Other coastal communities around the world are feeling the impact of rising seas and extreme weather. While these include low lying oceanic islands, such as the Marshal Islands, Fiji and the Maldives, some major urban centres are also at acute risk of both. This image shows Sunny Isles Beach in Miami, Florida – home to over 20,000 people – and highlights both the scale of what is at risk, and how close to that risk it is. Versus 1992, this part of Florida may see up to 10 inches of sea level rise by 2030.
With open air rubbish burning, industry which outweighs the infrastructure to handle its waste, and an ecologically devastated river – the Yamuna – Delhi is one of the world’s most polluted cities. Occupying a space smaller than greater London but with a population over twice as large, waste in Delhi has itself become a grim industry for some. Here, kids go through garbage thrown off a bridge to find pieces that can be given to recycle shops, where they can earn up to 1,000 rupees a day – in some cases more than three times the wage of other city workers.
Heatwaves and tropical storms can supercharge hurricanes, a situation exacerbated by global warming. 2017 saw Puerto Rico battered by Hurricane Maria – which inflicted the worst damage on the island in recorded history. Over 3,000 people died in the Category 5 storm, which caused some $90 billion (£66 million) of damage, including countless crops, housing and infrastructure critical to sanitation and irrigation. The emotional toll was also high: attempted suicide tripled in the three months following the hurricane as residents struggled to put the pieces of their lives back together. Here, dawn breaks over all that remains of a home in Playa El Negro five months after Hurricane Maria.
In some of the world’s poorest countries, extreme weather patterns are making already challenging conditions intolerable. An aerial photo captures devastation above Jeremie, Haiti, in the wake of Category 4 storm Hurricane Matthew, October 2016. The Caribbean island has been battered by successive natural disasters amidst political instability and poverty. In summer 2021, the country endured a magnitude 7.2 earthquake, a direct hit from tropical storm Grace and the assassination of its president all within a six week period.
Lake Urmia is an enormous hypersaline inland lake in Iran that has been the victim of a slew of impacts. Evaporation from warming and the plundering of the lake’s waters for irrigation have meaned that between 1995 and 2013 the lake lost around 90% of its volume. Most of it is now a salty desert, and scientists fear the lake may disappear completely if critical water saving measures are not adopted.

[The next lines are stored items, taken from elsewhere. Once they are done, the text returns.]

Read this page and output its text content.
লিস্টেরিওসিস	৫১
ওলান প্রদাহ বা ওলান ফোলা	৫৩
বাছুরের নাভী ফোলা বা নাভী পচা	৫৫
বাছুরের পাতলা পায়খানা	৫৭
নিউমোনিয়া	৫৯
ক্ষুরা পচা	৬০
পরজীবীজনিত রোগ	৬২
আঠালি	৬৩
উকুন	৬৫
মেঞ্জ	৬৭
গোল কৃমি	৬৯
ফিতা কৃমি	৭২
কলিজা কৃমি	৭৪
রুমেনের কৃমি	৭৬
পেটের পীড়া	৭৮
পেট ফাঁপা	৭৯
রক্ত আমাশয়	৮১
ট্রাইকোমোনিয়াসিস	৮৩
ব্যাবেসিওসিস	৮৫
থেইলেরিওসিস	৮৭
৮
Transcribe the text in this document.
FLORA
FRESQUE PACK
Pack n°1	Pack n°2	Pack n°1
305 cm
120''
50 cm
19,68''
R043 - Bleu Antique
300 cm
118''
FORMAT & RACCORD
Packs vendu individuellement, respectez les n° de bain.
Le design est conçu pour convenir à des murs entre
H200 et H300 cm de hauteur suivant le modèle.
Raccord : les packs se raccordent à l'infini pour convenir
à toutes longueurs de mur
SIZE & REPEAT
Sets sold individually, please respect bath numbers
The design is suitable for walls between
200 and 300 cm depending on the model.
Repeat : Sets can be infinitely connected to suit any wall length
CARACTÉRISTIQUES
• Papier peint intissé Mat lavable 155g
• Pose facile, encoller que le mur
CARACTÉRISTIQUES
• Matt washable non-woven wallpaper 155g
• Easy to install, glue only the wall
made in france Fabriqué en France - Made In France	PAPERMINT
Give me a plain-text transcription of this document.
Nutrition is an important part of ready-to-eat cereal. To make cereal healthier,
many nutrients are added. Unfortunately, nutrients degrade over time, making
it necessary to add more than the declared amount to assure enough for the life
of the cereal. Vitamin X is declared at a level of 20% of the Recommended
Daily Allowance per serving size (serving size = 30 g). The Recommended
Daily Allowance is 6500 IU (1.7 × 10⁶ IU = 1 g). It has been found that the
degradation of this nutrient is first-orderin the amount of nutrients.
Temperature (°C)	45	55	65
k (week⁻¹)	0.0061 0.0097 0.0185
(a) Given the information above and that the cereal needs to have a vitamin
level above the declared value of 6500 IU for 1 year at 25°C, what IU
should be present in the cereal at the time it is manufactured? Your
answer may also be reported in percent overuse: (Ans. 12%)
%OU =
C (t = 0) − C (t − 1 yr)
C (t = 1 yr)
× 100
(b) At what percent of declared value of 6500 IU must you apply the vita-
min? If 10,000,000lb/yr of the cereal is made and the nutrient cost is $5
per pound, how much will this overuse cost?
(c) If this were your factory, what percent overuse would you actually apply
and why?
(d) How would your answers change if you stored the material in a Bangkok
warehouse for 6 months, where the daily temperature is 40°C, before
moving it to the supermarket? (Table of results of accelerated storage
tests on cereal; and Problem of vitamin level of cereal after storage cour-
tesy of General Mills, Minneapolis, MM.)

Lake Urmia is also home to a unique ecosystem, with its islands providing breeding grounds for migratory birds such as flamingos and pelicans, and a saline environment for a unique diversity of plankton. The lake’s dramatic water reduction has unbalanced these systems, with an increase of salinity causing organisms – specifically a family of algae called Dunaliella and bacteria called Halobacteriaceae – to increase in density and release red pigment, changing the colour of the entire lake. Here, despite this, two summer holidaymakers relax in Lake Urmia’s waters.
A young child is treated for pneumonia in the intensive care unit of an Ulaanbaatar hospital. With an expanding population reliant on coal-burning stoves, during winter the Mongolian capital is one of the most polluted cities in the world, with micrograms of pollutants at 27 times the WHOs recommended safety levels. Most vulnerable are children, with pneumonia a leading cause of child mortality.